The ‘abrogation’ of Article 370 is difficult to digest for many in India, who have grown so used to the status quo that a change of this magnitude challenges our intellectual faculties.
Why was Article 370 inserted in the Constitution in the first place? Poet and politician Hasrat Mohini, in fact, had asked in the Constituent Assembly in 1949, ‘Why this discrimination, please?’ As the involvement of the UN brought an international dimension to the war with Pakistan over J&K at that time, N Gopalaswami Ayyangar, a former diwan to Maharaja Hari Singh of J&K, and the principal drafter of Article 370, argued that for a variety of reasons, Kashmir, unlike other princely states, was not yet ripe for integration. Ayyangar argued that “the will of the people through the instrument of the [J&K] Constituent Assembly will determine the Constitution of the state“.
Interestingly there is a Section 3 in that Article 370 that empowers the President to declare the special status inoperative anytime. With the state assembly being dissolved, its powers have been passed to parliament, which, acting as the state assembly, can approve the bifurcation of the state. But this could be subject to a judicial review, which may find this clause to be a basic feature of the relationship between the state and the Centre, and cannot, therefore, be amended.

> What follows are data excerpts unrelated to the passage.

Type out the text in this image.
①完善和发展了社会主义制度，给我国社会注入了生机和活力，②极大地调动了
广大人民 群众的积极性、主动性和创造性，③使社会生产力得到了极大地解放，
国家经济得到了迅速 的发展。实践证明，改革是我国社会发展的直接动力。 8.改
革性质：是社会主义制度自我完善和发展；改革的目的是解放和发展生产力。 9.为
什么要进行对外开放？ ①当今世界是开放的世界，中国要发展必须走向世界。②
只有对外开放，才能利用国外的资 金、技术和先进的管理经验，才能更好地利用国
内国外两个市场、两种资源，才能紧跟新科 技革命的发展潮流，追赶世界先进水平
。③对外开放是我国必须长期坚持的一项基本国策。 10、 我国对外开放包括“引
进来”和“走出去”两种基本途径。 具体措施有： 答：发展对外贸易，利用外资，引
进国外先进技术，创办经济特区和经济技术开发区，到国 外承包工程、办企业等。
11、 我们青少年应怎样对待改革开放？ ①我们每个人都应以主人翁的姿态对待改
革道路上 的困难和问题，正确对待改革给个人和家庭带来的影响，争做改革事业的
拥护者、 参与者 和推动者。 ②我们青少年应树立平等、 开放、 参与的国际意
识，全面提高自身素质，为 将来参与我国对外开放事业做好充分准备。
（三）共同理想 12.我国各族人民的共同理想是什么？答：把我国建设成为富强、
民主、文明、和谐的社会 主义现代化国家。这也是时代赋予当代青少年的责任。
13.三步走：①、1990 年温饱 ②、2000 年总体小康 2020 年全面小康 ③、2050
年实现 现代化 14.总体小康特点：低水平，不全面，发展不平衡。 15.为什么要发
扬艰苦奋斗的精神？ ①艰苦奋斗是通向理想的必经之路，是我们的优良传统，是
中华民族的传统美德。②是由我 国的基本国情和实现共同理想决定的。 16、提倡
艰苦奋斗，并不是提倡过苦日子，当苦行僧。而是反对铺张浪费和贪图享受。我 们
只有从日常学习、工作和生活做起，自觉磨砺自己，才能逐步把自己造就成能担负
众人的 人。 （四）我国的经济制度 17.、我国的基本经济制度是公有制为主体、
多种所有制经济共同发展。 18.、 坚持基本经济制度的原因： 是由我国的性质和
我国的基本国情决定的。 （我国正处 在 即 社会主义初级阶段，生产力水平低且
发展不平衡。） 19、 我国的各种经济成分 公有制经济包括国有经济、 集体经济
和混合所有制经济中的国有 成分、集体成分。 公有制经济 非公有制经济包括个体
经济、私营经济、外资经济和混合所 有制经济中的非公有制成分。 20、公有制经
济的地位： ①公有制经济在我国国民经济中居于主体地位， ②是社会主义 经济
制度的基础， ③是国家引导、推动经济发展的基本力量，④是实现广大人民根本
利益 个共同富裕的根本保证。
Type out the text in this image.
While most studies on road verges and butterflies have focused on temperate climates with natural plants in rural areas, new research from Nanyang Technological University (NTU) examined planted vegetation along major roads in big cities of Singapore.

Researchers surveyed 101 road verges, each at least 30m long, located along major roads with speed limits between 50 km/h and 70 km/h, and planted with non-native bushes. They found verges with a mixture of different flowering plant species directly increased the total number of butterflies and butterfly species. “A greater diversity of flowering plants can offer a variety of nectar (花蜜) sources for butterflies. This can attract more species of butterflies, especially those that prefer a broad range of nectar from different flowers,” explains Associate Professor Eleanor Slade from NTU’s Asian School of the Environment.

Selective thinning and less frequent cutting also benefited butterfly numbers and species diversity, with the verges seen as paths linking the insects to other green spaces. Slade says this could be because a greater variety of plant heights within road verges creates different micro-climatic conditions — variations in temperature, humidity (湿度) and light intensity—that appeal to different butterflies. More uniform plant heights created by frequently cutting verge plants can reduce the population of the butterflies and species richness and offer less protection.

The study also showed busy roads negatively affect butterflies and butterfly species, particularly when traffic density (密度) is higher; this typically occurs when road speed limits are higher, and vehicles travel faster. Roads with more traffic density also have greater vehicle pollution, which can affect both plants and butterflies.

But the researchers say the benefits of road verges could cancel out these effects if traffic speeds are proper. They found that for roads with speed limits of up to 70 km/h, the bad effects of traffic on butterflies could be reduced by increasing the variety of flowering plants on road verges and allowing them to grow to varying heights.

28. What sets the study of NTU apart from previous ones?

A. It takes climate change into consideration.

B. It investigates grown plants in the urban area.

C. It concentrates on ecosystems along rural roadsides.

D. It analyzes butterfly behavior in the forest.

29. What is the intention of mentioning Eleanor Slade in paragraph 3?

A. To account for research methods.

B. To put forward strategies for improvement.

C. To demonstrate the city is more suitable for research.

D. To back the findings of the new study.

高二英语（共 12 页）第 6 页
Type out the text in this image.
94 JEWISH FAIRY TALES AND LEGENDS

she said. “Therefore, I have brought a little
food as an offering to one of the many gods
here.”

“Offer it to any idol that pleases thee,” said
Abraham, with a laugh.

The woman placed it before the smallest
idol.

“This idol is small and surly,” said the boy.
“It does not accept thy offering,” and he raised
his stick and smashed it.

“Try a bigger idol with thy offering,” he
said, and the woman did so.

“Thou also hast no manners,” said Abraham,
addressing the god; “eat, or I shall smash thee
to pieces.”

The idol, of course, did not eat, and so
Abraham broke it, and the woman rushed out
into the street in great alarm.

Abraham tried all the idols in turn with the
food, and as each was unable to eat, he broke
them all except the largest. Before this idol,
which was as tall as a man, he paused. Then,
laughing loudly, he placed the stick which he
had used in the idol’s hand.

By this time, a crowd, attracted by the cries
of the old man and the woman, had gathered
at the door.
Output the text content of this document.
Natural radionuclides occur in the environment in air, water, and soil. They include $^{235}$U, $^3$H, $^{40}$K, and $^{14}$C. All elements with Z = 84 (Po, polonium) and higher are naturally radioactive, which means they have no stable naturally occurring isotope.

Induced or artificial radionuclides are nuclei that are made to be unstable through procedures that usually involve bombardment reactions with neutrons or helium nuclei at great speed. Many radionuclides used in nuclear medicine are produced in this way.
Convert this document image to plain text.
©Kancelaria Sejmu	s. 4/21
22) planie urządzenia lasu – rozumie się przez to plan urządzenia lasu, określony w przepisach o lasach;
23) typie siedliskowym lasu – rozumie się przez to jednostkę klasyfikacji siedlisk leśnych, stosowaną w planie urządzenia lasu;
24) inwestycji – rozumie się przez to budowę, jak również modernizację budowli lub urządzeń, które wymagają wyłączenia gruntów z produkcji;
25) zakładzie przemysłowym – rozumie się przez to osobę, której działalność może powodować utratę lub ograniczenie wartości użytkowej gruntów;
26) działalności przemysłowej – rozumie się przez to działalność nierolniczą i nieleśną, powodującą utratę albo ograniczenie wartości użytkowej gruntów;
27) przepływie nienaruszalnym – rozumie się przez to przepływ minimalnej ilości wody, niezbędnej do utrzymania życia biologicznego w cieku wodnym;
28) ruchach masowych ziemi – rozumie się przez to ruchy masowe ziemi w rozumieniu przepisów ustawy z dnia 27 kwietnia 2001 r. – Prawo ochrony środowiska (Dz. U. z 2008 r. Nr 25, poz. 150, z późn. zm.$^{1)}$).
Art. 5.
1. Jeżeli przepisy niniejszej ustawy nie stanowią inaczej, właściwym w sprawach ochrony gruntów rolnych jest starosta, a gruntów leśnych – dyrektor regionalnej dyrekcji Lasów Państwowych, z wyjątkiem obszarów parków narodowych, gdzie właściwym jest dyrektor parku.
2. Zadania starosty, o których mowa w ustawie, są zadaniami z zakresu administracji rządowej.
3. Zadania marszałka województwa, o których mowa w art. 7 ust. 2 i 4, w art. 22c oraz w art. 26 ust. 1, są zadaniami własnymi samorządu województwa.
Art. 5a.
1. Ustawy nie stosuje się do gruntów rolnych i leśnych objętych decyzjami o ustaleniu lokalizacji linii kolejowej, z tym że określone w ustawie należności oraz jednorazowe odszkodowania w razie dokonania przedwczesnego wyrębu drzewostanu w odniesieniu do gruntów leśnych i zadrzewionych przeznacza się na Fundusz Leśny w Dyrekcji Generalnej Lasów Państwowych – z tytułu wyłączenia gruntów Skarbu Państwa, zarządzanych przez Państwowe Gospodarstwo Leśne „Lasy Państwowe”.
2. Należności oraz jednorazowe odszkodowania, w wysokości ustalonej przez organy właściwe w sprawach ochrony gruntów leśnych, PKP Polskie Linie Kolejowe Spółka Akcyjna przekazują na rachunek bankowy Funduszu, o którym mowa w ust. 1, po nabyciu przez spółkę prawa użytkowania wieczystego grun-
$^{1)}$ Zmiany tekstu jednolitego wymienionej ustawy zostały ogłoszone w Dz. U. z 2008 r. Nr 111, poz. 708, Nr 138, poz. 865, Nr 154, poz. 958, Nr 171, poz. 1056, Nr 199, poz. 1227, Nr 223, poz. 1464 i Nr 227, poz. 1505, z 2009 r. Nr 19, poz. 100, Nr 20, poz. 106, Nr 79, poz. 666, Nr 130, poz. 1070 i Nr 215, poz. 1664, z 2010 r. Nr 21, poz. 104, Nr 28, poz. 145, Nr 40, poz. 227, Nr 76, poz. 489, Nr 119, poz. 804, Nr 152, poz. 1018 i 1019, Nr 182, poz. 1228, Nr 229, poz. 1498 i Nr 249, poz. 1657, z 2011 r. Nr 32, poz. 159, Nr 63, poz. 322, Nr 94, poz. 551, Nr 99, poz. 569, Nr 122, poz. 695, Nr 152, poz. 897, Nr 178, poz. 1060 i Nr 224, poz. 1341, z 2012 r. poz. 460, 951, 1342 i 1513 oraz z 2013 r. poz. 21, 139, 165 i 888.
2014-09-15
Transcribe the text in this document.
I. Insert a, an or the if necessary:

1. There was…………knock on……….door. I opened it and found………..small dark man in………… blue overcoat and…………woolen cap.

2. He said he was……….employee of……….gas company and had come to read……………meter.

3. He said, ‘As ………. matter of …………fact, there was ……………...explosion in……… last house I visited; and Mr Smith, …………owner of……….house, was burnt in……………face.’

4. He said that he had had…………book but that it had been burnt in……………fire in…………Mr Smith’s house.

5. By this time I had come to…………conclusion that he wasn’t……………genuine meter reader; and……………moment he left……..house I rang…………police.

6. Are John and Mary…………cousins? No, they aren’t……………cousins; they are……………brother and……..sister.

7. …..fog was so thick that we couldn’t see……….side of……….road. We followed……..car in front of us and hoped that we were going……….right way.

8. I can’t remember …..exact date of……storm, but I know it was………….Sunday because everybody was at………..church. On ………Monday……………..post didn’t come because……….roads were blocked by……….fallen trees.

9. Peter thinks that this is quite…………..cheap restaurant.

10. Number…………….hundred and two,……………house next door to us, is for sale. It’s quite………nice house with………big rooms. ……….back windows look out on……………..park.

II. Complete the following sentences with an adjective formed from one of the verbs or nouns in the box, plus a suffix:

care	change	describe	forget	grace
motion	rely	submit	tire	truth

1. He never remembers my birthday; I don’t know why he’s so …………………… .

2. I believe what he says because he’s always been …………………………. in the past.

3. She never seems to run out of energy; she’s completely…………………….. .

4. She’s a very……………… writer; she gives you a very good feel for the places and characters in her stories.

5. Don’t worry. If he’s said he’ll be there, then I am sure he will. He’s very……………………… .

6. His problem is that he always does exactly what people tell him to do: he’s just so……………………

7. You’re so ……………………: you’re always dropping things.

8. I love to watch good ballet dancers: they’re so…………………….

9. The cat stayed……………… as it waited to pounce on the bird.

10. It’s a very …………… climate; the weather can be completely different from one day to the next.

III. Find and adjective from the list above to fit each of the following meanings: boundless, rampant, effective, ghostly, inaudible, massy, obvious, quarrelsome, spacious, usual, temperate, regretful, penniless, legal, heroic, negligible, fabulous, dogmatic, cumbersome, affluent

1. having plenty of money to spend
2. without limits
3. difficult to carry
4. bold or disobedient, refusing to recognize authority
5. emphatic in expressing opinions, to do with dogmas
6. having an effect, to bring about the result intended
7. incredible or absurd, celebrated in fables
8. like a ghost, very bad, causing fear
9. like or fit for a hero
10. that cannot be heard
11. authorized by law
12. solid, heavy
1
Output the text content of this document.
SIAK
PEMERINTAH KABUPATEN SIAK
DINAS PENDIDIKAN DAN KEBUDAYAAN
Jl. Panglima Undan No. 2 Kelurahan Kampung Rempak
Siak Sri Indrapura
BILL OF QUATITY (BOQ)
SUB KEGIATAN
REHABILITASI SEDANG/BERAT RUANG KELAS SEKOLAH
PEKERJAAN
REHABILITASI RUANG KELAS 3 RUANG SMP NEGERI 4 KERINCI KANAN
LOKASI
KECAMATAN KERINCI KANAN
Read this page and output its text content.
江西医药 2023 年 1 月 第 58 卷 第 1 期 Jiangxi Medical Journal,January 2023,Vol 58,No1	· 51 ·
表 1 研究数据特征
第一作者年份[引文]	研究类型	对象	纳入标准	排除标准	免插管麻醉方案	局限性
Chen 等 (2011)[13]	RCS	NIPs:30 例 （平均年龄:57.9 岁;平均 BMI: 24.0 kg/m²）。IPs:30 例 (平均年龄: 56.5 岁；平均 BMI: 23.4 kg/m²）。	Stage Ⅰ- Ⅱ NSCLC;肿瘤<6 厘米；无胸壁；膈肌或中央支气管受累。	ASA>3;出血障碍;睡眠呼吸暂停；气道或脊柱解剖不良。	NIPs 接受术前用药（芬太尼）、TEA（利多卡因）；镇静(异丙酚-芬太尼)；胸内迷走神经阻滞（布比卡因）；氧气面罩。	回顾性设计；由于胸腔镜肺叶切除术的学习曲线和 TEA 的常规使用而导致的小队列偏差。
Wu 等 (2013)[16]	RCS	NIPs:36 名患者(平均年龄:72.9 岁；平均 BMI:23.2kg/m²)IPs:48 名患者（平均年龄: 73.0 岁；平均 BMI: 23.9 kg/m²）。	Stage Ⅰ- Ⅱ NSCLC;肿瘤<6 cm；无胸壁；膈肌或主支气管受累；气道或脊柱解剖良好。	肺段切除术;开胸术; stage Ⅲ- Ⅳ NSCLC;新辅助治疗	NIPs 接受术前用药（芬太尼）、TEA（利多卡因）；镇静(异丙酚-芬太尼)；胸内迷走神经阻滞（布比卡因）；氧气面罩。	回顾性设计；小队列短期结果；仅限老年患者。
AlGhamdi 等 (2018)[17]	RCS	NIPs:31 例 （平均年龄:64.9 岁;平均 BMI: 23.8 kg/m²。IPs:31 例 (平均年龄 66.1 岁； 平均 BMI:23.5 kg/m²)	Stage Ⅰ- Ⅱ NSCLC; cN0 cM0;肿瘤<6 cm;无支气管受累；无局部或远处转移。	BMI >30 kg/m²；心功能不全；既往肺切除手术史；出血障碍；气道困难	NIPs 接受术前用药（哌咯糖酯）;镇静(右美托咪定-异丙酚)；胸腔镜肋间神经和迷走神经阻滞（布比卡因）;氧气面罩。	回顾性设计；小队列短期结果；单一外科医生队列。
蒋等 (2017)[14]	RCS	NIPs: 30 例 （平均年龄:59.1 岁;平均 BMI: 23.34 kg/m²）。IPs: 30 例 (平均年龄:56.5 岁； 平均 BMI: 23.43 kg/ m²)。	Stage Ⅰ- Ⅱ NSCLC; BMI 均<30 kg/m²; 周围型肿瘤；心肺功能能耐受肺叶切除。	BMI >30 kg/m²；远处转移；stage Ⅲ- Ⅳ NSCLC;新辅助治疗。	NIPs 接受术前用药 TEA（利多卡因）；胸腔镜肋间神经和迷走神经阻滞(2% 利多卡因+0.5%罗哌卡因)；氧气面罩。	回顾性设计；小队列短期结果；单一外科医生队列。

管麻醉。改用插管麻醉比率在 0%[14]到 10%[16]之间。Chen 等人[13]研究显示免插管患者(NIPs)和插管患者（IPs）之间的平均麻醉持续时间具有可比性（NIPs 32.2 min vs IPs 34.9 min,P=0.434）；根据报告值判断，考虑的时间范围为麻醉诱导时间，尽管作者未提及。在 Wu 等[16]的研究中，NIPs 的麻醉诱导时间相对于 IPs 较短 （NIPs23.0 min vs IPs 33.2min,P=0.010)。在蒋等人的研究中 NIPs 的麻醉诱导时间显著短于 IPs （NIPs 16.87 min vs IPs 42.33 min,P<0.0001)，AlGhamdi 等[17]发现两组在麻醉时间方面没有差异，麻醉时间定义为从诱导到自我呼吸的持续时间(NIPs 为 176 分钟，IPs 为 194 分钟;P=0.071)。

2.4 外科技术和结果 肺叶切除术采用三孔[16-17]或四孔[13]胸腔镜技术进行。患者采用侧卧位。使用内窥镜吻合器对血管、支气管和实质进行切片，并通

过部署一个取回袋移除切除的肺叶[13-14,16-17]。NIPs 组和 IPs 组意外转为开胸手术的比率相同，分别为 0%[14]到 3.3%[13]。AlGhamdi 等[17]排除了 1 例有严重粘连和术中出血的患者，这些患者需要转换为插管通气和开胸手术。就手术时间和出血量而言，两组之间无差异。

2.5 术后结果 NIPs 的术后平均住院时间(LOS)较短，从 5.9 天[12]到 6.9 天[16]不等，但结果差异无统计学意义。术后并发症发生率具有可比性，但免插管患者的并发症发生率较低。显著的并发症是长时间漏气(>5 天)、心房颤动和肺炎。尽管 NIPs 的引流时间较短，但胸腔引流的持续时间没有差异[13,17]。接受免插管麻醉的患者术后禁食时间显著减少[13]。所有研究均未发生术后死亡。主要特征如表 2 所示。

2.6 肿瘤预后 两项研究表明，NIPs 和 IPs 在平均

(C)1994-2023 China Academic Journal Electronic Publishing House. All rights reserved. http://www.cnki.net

Article 370 was about providing space — in governance, and to the people who felt vulnerable about their identity and insecure about the future. Has it done any good to those people in the valley in the last seven decades? No, on the contrary it did create a network of patronage and power gamed by friends and adversaries alike. It sustained a politics of entitlement among politicians, media persons and bureaucrats. Alienation from the mainstream stunted the tourism, the major livelihood of the alley. Younger generation turned to stone pelting for sustenance, and not before some of them would end up into taking arms! The present model had only incentivised bad politics, rent-seeking and corruption.
The Modi government’s latest move underlines that it is not only serious about consolidating India’s frayed peripheries, but it is also cognisant of aspirations of a ‘state’, which, despite its resources, has become a cesspool of violence and degenerative politics. For that, doing away with the shibboleths of the past was a necessary first step.
We have to now see whether doing away Article 370 will actually institutionalise good governance and create new opportunities and peace for J&K’s and Ladakh’s people.